Ergebnisse der ALISE-Studie
Im Rahmen der Kinder- und Jugendstudie ALISE („Aligned Study for Environmental Health“) wurden bislang 259 Urinproben von 6- bis 17-Jährigen aus dem Zeitraum April bis Juli 2025 analysiert. In 238 Proben – entsprechend 92 Prozent – wurde MnHexP nachgewiesen. Zwei Teilnehmende überschritten mit 83 beziehungsweise 107 µg/L den HBM-I-Wert von 60 µg/L.
Sonnencreme als mögliche Quelle
- Bereits Anfang 2024 war MnHexP durch das Landesamt für Natur, Umwelt und Klima Nordrhein-Westfalen (LANUK) in Urinproben von Kindergartenkindern festgestellt worden. Parallel dazu fand auch das UBA entsprechende Rückstände bei Erwachsenen im Rahmen der Deutschen Umweltstudie zur Gesundheit (GerES).
- Anhand von Angaben zu Lebensgewohnheiten und Produktnutzungen konnte Sonnencreme rasch als wahrscheinliche Belastungsquelle identifiziert werden. Dieser Zusammenhang bestätigte sich auch in den aktuellen Daten.
- Produktuntersuchungen von Sonnencremes erhärteten den Verdacht. Ein Patent zur Herstellung des UV-Filters Diethylaminohydroxybenzoylhexylbenzoat (DHHB) zeigt, dass der Weichmacher DnHexP bei der Produktion entstehen kann. Zugleich wurde festgestellt, dass die Konzentration der Verunreinigung im UV-Filter schwankt und auch Produkte mit DHHB ohne entsprechende Belastung im Handel verfügbar sind.
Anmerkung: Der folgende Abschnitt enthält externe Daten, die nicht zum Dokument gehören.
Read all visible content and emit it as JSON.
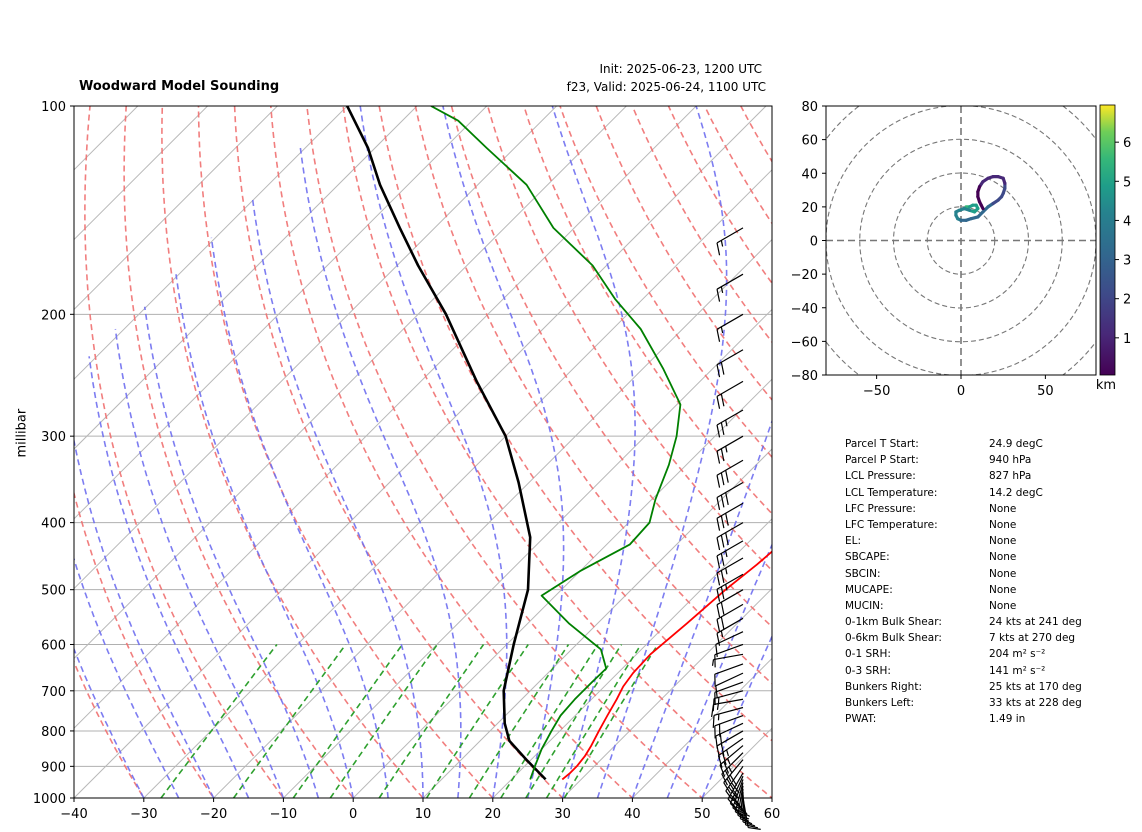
{
  "header": {
    "title": "Woodward Model Sounding",
    "init": "Init: 2025-06-23, 1200 UTC",
    "valid": "f23, Valid: 2025-06-24, 1100 UTC"
  },
  "chart_data": [
    {
      "type": "line",
      "name": "skew-t",
      "ylabel": "millibar",
      "y_scale": "log",
      "xlim": [
        -40,
        60
      ],
      "ylim": [
        1000,
        100
      ],
      "x_ticks": [
        "−40",
        "−30",
        "−20",
        "−10",
        "0",
        "10",
        "20",
        "30",
        "40",
        "50",
        "60"
      ],
      "y_ticks": [
        "1000",
        "900",
        "800",
        "700",
        "600",
        "500",
        "400",
        "300",
        "200",
        "100"
      ],
      "series": [
        {
          "color": "#ff0000",
          "pressure": [
            940,
            920,
            900,
            870,
            840,
            800,
            760,
            720,
            690,
            660,
            620,
            560,
            500,
            460,
            420,
            380,
            340,
            300,
            260,
            230,
            200,
            180,
            165,
            150,
            135,
            120,
            108,
            100
          ],
          "temperature": [
            27.3,
            27.5,
            27.5,
            27.2,
            26.6,
            25.6,
            24.6,
            23.6,
            22.7,
            22.2,
            22.0,
            22.8,
            23.5,
            24.4,
            25.0,
            24.8,
            23.9,
            21.8,
            17.8,
            14.3,
            10.2,
            4.5,
            -2.3,
            -9.8,
            -17.2,
            -23.8,
            -28.0,
            -28.8
          ]
        },
        {
          "color": "#000000",
          "pressure": [
            940,
            880,
            827,
            780,
            700,
            600,
            500,
            420,
            350,
            300,
            250,
            200,
            170,
            150,
            130,
            115,
            100
          ],
          "temperature": [
            24.9,
            19.3,
            14.2,
            11.0,
            6.2,
            1.0,
            -4.8,
            -12.0,
            -21.5,
            -30.0,
            -42.0,
            -56.0,
            -67.0,
            -75.0,
            -84.0,
            -91.0,
            -100.0
          ]
        },
        {
          "color": "#008000",
          "pressure": [
            940,
            900,
            850,
            800,
            760,
            720,
            680,
            650,
            610,
            560,
            510,
            470,
            430,
            400,
            370,
            330,
            300,
            270,
            240,
            210,
            190,
            170,
            150,
            130,
            115,
            105,
            100
          ],
          "temperature": [
            22.7,
            21.5,
            20.0,
            18.8,
            17.9,
            17.6,
            17.6,
            17.7,
            14.2,
            6.0,
            -2.0,
            0.0,
            3.3,
            3.0,
            0.5,
            -2.5,
            -5.5,
            -9.5,
            -17.0,
            -26.0,
            -34.0,
            -42.0,
            -53.0,
            -63.0,
            -74.0,
            -82.0,
            -88.0
          ]
        }
      ]
    },
    {
      "type": "line",
      "name": "hodograph",
      "xlim": [
        -80,
        80
      ],
      "ylim": [
        -80,
        80
      ],
      "x_ticks": [
        "−50",
        "0",
        "50"
      ],
      "y_ticks": [
        "80",
        "60",
        "40",
        "20",
        "0",
        "−20",
        "−40",
        "−60",
        "−80"
      ],
      "u": [
        3,
        5,
        7,
        9,
        10,
        8,
        5,
        2,
        -1,
        -3,
        -3,
        -2,
        0,
        3,
        6,
        10,
        13,
        16,
        19,
        22,
        24,
        25,
        26,
        26,
        25,
        22,
        19,
        16,
        13,
        11,
        10,
        10,
        11,
        12,
        13
      ],
      "v": [
        20,
        20,
        21,
        21,
        19,
        17,
        18,
        19,
        18,
        17,
        15,
        13,
        12,
        12,
        13,
        14,
        17,
        20,
        22,
        24,
        26,
        28,
        31,
        34,
        37,
        38,
        38,
        37,
        35,
        32,
        29,
        26,
        23,
        21,
        19
      ],
      "colorbar_label": "km",
      "colorbar_ticks": [
        "6",
        "5",
        "4",
        "3",
        "2",
        "1"
      ]
    }
  ],
  "barbs": {
    "pressure": [
      1000,
      990,
      980,
      970,
      960,
      950,
      940,
      930,
      920,
      900,
      880,
      860,
      840,
      820,
      800,
      780,
      760,
      740,
      720,
      700,
      680,
      660,
      640,
      620,
      600,
      575,
      550,
      525,
      500,
      475,
      450,
      425,
      400,
      375,
      350,
      325,
      300,
      275,
      250,
      225,
      200,
      175,
      150
    ],
    "speed_kt": [
      10,
      12,
      14,
      16,
      18,
      20,
      22,
      24,
      25,
      28,
      28,
      26,
      25,
      24,
      22,
      20,
      18,
      16,
      15,
      14,
      12,
      10,
      8,
      5,
      8,
      12,
      14,
      18,
      22,
      24,
      25,
      26,
      28,
      30,
      30,
      28,
      26,
      24,
      22,
      18,
      15,
      15,
      15
    ],
    "direction_deg": [
      170,
      175,
      180,
      185,
      190,
      195,
      200,
      205,
      210,
      215,
      220,
      225,
      230,
      235,
      240,
      245,
      250,
      255,
      260,
      255,
      250,
      245,
      250,
      260,
      250,
      245,
      240,
      240,
      240,
      240,
      240,
      240,
      240,
      240,
      240,
      240,
      240,
      240,
      240,
      240,
      240,
      240,
      240
    ]
  },
  "parameters": [
    {
      "key": "Parcel T Start:",
      "value": "24.9 degC"
    },
    {
      "key": "Parcel P Start:",
      "value": "940 hPa"
    },
    {
      "key": "LCL Pressure:",
      "value": "827 hPa"
    },
    {
      "key": "LCL Temperature:",
      "value": "14.2 degC"
    },
    {
      "key": "LFC Pressure:",
      "value": "None"
    },
    {
      "key": "LFC Temperature:",
      "value": "None"
    },
    {
      "key": "EL:",
      "value": "None"
    },
    {
      "key": "SBCAPE:",
      "value": "None"
    },
    {
      "key": "SBCIN:",
      "value": "None"
    },
    {
      "key": "MUCAPE:",
      "value": "None"
    },
    {
      "key": "MUCIN:",
      "value": "None"
    },
    {
      "key": "0-1km Bulk Shear:",
      "value": "24 kts at 241 deg"
    },
    {
      "key": "0-6km Bulk Shear:",
      "value": "7 kts at 270 deg"
    },
    {
      "key": "0-1 SRH:",
      "value": "204 m² s⁻²"
    },
    {
      "key": "0-3 SRH:",
      "value": "141 m² s⁻²"
    },
    {
      "key": "Bunkers Right:",
      "value": "25 kts at 170 deg"
    },
    {
      "key": "Bunkers Left:",
      "value": "33 kts at 228 deg"
    },
    {
      "key": "PWAT:",
      "value": "1.49 in"
    }
  ]
}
- Der Wissenschaftliche Ausschuss „Verbrauchersicherheit“ der EU bewertete DHHB im Jahr 2025 neu und kam zu dem Ergebnis, dass eine maximale Verunreinigung von 0,1 mg/kg in Sonnencreme technisch erreichbar sei. Demgegenüber standen im Jahr 2024 gemessene Konzentrationen zwischen 1,5 und 44 mg/kg. Eine entsprechende rechtliche Regelung wurde Ende 2025 beschlossen und tritt 2027 in Kraft. Ab dem 1. Januar 2027 dürfen nur noch Sonnenschutzmittel in Verkehr gebracht werden, deren Gehalt an DnHexP höchstens 1 Milligramm pro Kilogramm beträgt.
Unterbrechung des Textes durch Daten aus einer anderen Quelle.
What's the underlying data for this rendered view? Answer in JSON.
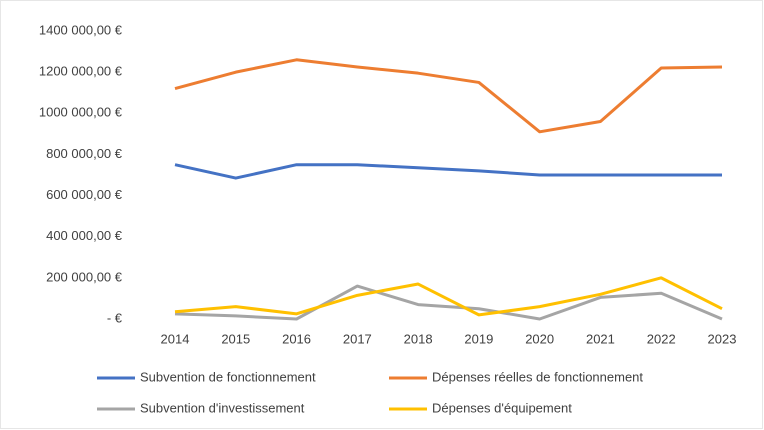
{
  "chart_data": {
    "type": "line",
    "categories": [
      "2014",
      "2015",
      "2016",
      "2017",
      "2018",
      "2019",
      "2020",
      "2021",
      "2022",
      "2023"
    ],
    "series": [
      {
        "name": "Subvention de fonctionnement",
        "color": "#4472c4",
        "values": [
          750000,
          685000,
          750000,
          750000,
          735000,
          720000,
          700000,
          700000,
          700000,
          700000
        ]
      },
      {
        "name": "Dépenses réelles de fonctionnement",
        "color": "#ed7d31",
        "values": [
          1120000,
          1200000,
          1260000,
          1225000,
          1195000,
          1150000,
          910000,
          960000,
          1220000,
          1225000
        ]
      },
      {
        "name": "Subvention d'investissement",
        "color": "#a5a5a5",
        "values": [
          25000,
          15000,
          0,
          160000,
          70000,
          50000,
          0,
          105000,
          125000,
          0
        ]
      },
      {
        "name": "Dépenses d'équipement",
        "color": "#ffc000",
        "values": [
          35000,
          60000,
          25000,
          115000,
          170000,
          20000,
          60000,
          120000,
          200000,
          50000
        ]
      }
    ],
    "ylim": [
      0,
      1400000
    ],
    "yticks": [
      {
        "value": 0,
        "label": "-  €"
      },
      {
        "value": 200000,
        "label": "200 000,00 €"
      },
      {
        "value": 400000,
        "label": "400 000,00 €"
      },
      {
        "value": 600000,
        "label": "600 000,00 €"
      },
      {
        "value": 800000,
        "label": "800 000,00 €"
      },
      {
        "value": 1000000,
        "label": "1000 000,00 €"
      },
      {
        "value": 1200000,
        "label": "1200 000,00 €"
      },
      {
        "value": 1400000,
        "label": "1400 000,00 €"
      }
    ],
    "grid": false
  }
}
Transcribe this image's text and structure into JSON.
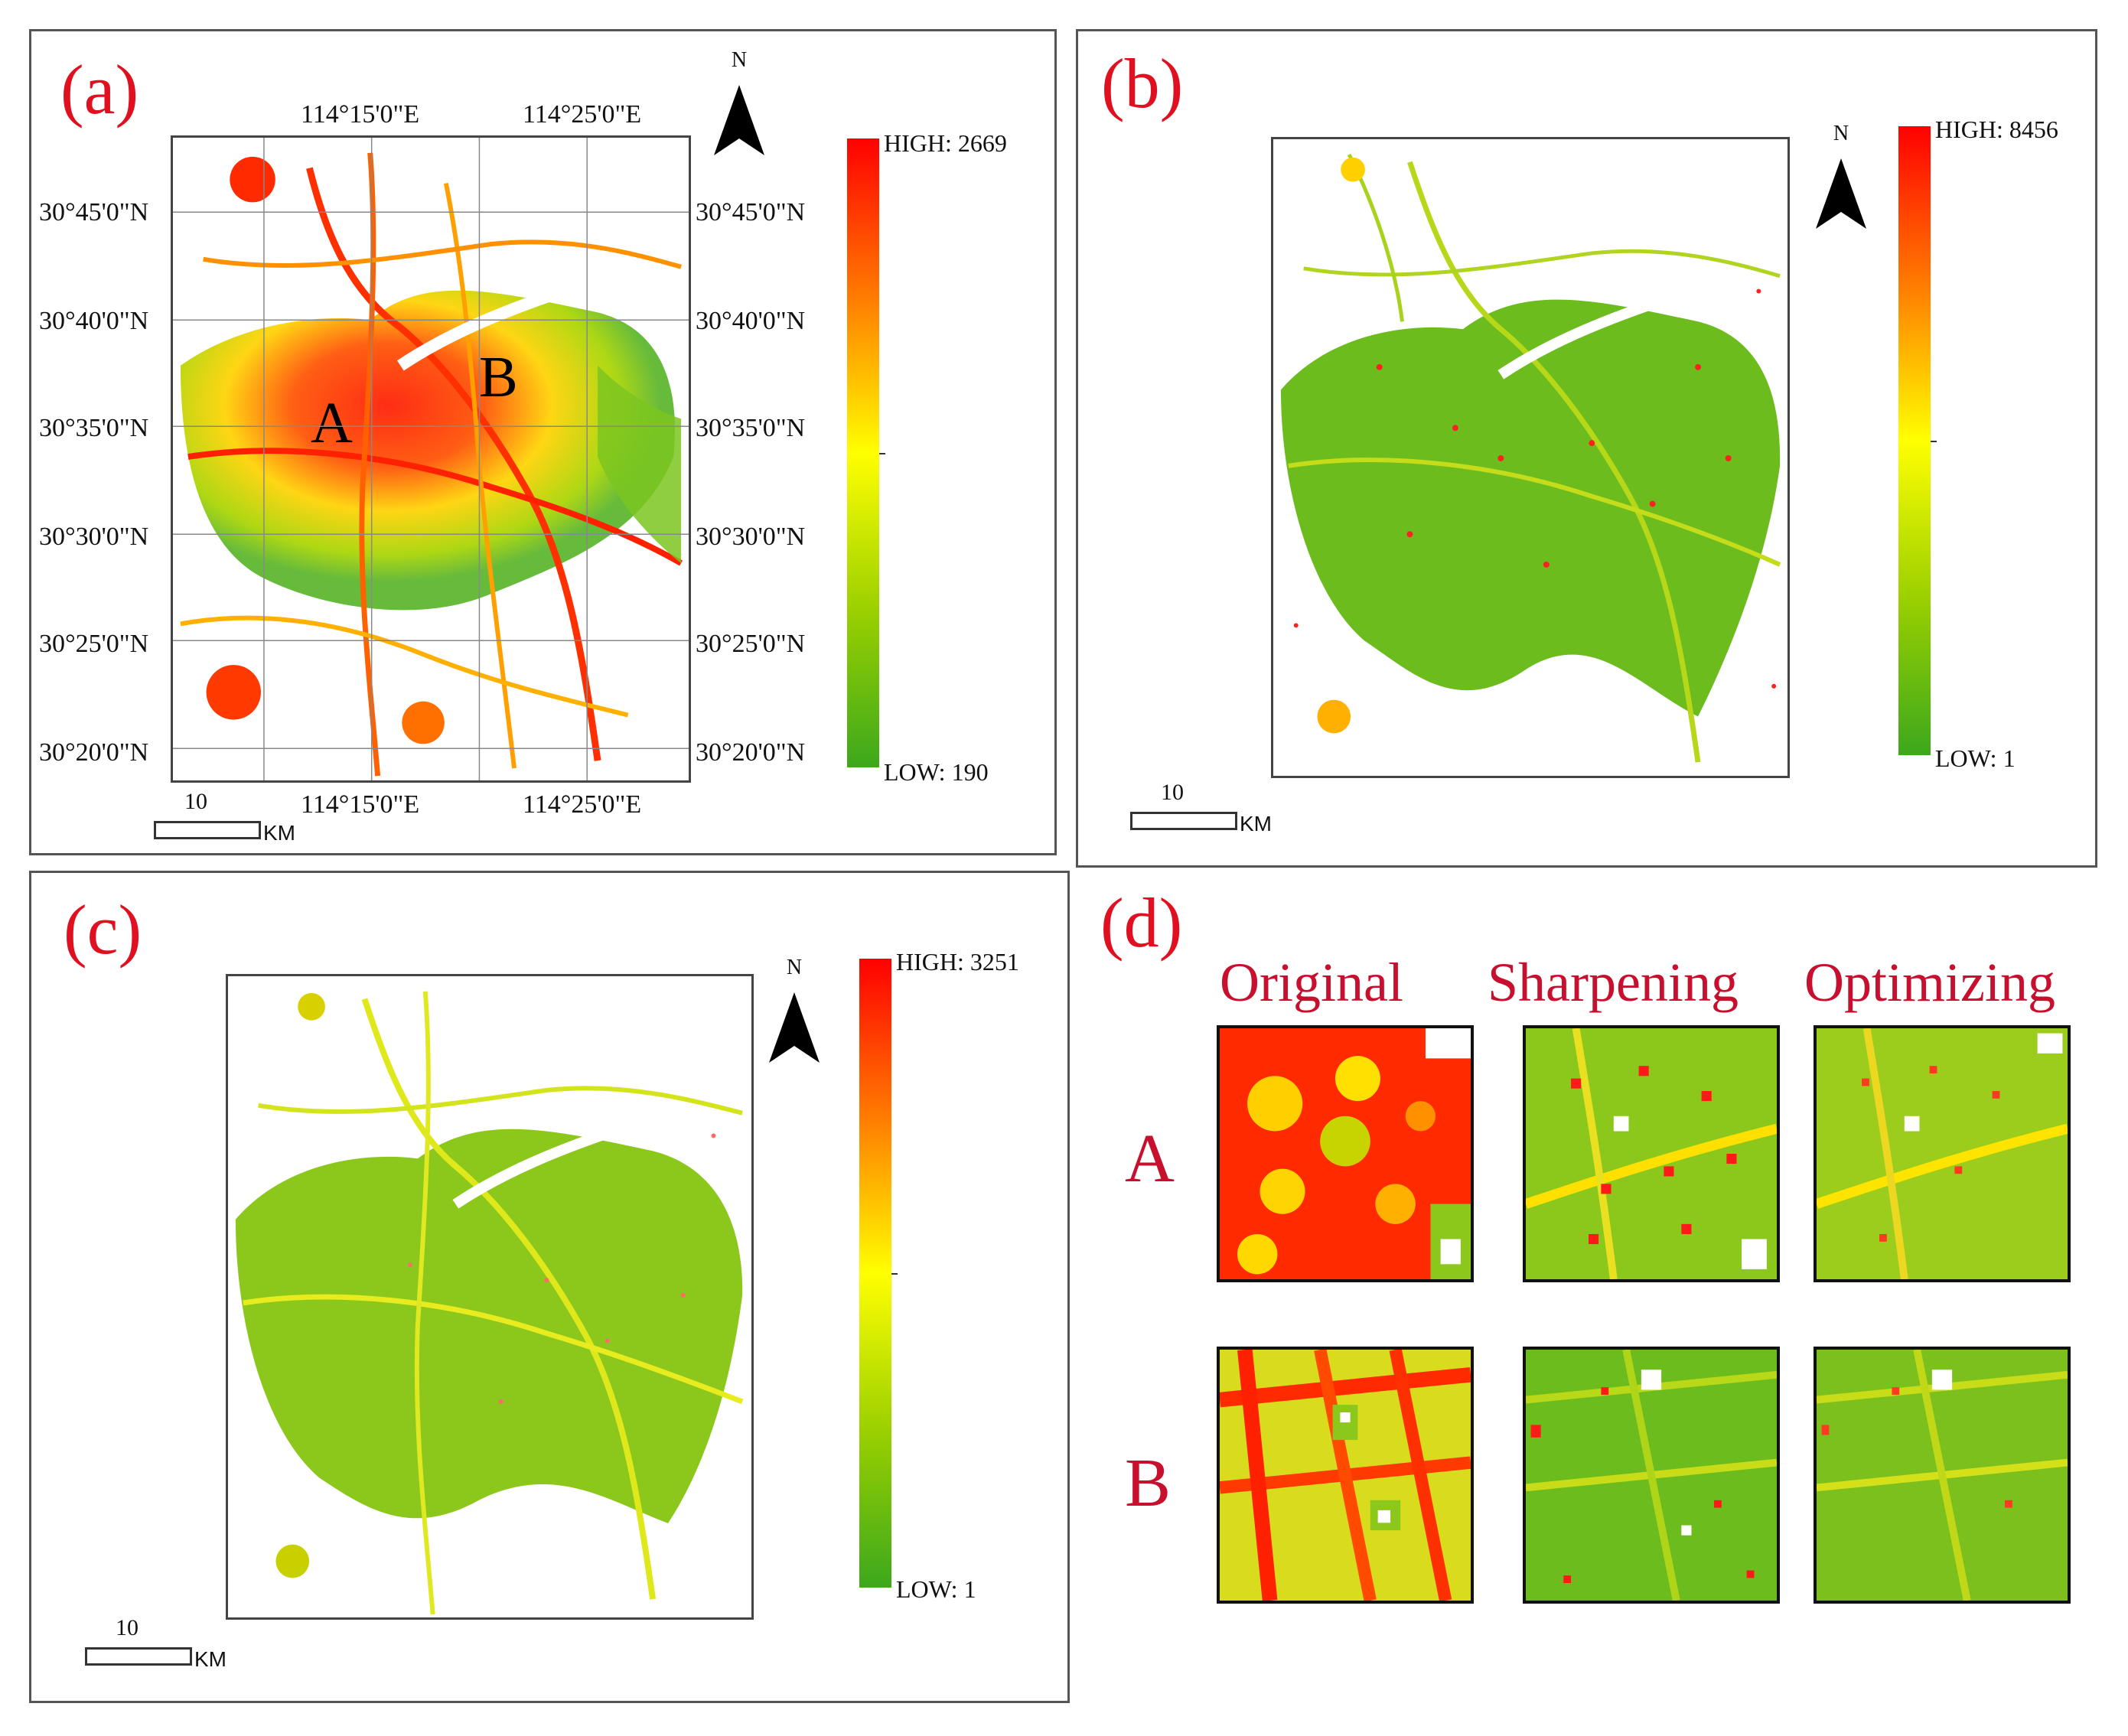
{
  "panels": {
    "a": {
      "label": "(a)",
      "top_lon_labels": [
        "114°15'0\"E",
        "114°25'0\"E"
      ],
      "bottom_lon_labels": [
        "114°15'0\"E",
        "114°25'0\"E"
      ],
      "lat_labels": [
        "30°45'0\"N",
        "30°40'0\"N",
        "30°35'0\"N",
        "30°30'0\"N",
        "30°25'0\"N",
        "30°20'0\"N"
      ],
      "legend_high": "HIGH: 2669",
      "legend_low": "LOW: 190",
      "north": "N",
      "scale_value": "10",
      "scale_unit": "KM",
      "marker_a": "A",
      "marker_b": "B"
    },
    "b": {
      "label": "(b)",
      "legend_high": "HIGH: 8456",
      "legend_low": "LOW: 1",
      "north": "N",
      "scale_value": "10",
      "scale_unit": "KM"
    },
    "c": {
      "label": "(c)",
      "legend_high": "HIGH: 3251",
      "legend_low": "LOW: 1",
      "north": "N",
      "scale_value": "10",
      "scale_unit": "KM"
    },
    "d": {
      "label": "(d)",
      "columns": [
        "Original",
        "Sharpening",
        "Optimizing"
      ],
      "rows": [
        "A",
        "B"
      ]
    }
  },
  "colors": {
    "high": "#ff0000",
    "mid": "#ffff00",
    "low": "#3ca81c",
    "label_red": "#e01020",
    "heading_red": "#c8102e"
  }
}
Mehrfachbelastung durch Weichmacher
DnHexP ist nicht der einzige fortpflanzungsschädigende Stoff, dem Menschen ausgesetzt sind. In der letzten Kinder- und Jugendstudie des UBA (GerES V, 2014–2017) lag die Gesamtbelastung durch fortpflanzungsschädigende Weichmacher bei einem Großteil der Teilnehmenden – insbesondere bei jüngeren Kindern – über der von der European Food Safety Authority (EFSA) als tolerierbar definierten Aufnahmemenge. Vor diesem Hintergrund sei es erforderlich, vermeidbare Quellen solcher Stoffe konsequent zu eliminieren und wichtige Alltagsprodukte wie Sonnencreme frei von Verunreinigungen zu halten.
Abschließend betonte Messner, dass Kinder und Jugendliche eine besonders empfindliche Haut hätten. Die Verwendung von Sonnenschutzmitteln sei daher weiterhin unerlässlich, um das Risiko für Hautkrebs zu verringern.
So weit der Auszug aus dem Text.